Neben der Art der Ausschreibung, sei schon das Anschreiben an die bisherigen Pächter mit "Unwahrheiten geschmückt" worden. So sei das vom Hegering für die Verhandlungen mit der Gemeinde bestimmte Gremium permanent abgewiesen worden und habe nur schriftlich seine Anregungen und Änderungswünsche aus der
Jägerschaft vortragen können. Zahlreiche Wortmeldungen zeigten die Verärgerung und die Enttäuschung der Jäger über dieses Verhalten. Auch der Pachtvertrag selbst sei eine Zumutung. Hinter dem Begriff der "Wildschadensverhütungspauschale", die selbst anfalle, wenn es gar nicht zu verhüten gebe, verstecke sich für viele der angebotenen Revier ein gewaltige Pachtpreiserhöhung und auch eine Wildschadensausgleichspauschale scheine nur von der Idee her angebracht, vom Zahlungsmodus und der Abrechnung aber absolut inakzeptabel.

Gängelung
durch Vertragswerk

Mehr aber noch als über die finanziellen Vorstellungen und Ideen der Gemeindeverwaltung sind die Jäger über die Gängelung durch das Vertragswerk entrüstet. Nahezu rechtlos sei man, ohne genau benannte Möglichkeiten einer Kündigung von Pächterseite. Dazu kämen 15 weitere, teils haarsträubende Regelungen. So müssten sich die künftigen Pächter ihren Platz für die Hochsitze, Pirschwege oder Salzlecken genehmigen lassen, während die Vollernte-Maschinen in den Wäldern metertiefe Gräben hinterlassen dürften. Nach unzähligen Wortmeldungen und Diskussionsbeiträgen ging es dann um die weitere Vorgehensweise. Dabei wurde deutlich, dass nahezu alle bisherigen Pächter sehr gerne wieder auf dem Gemeindegebiet der Jagd nachgehen möchten und alles daran setzen, sich im Vorfeld auf eine Verteilung der Reviere zu einigen.

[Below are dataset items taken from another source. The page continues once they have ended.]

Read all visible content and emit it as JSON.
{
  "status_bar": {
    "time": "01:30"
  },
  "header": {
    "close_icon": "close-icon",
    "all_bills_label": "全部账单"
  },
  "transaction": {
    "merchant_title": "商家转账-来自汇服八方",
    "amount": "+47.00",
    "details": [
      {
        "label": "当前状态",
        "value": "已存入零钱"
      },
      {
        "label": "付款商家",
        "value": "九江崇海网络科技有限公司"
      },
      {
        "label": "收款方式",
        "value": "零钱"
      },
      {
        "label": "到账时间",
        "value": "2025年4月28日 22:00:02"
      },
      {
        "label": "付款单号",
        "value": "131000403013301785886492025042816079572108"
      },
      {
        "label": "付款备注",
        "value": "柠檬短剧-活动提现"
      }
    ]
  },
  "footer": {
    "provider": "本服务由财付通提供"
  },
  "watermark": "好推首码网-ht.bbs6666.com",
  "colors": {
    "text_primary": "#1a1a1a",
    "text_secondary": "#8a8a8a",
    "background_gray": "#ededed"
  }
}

Erhöhung nicht gerechtfertigt

Der verstärkte Anbau von Industriemais, steigende Wildschweinbestände, fallende
Wildpretpreise und auch die zunehmende Revierbeunruhigungen rechtfertigten in keiner Weise eine Erhöhung der Jagdpacht. Das Vertragswerk mit seinen Gängelungen, unzähligen Pflichten und keinerlei Rechten sei absolut inakzeptabel, so der einstimmige Tenor der Versammlung. Man hoffe auf Einsicht und Änderung. Alle anwesenden 21 Pächter werden bis zum 18. Januar kein Angebot abgeben, um der Gemeinde zu zeigen, dass dies nicht der richtige Weg für ein vernünftiges Miteinander ist. Zudem will man sich nicht durch höhere Angebote als dem Mindestgebot, das im Moment ohnehin zu Diskussion steht, auseinander dividieren lassen.

Nach drei Stunden Diskussion, Beratung und Aussprache sah man dies als einzige Möglichkeit, die Gemeinde und den Gemeinderat zu einem Einlenken zu bewegen. Zudem setzt man darauf, dass auch bei einer überörtlichen Ausschreibung sich die Pachtinteressenten Gedanken machen, warum die heimische Jägerschaft zu den derzeitigen Kondition nicht pachtbereit ist.

Lobbyarbeit bei Gemeinderäten

Bei den Gemeinderatsmitgliedern wollen die Jäger diesen Sachverhaltung ansprechen und auch das mit den Verhandlungen beauftragte Gremium des Hegeringes werde einen weiteren Anlauf unternehmen, um mit der Gemeinde als Jagdvorstand ins Gespräch zu kommen.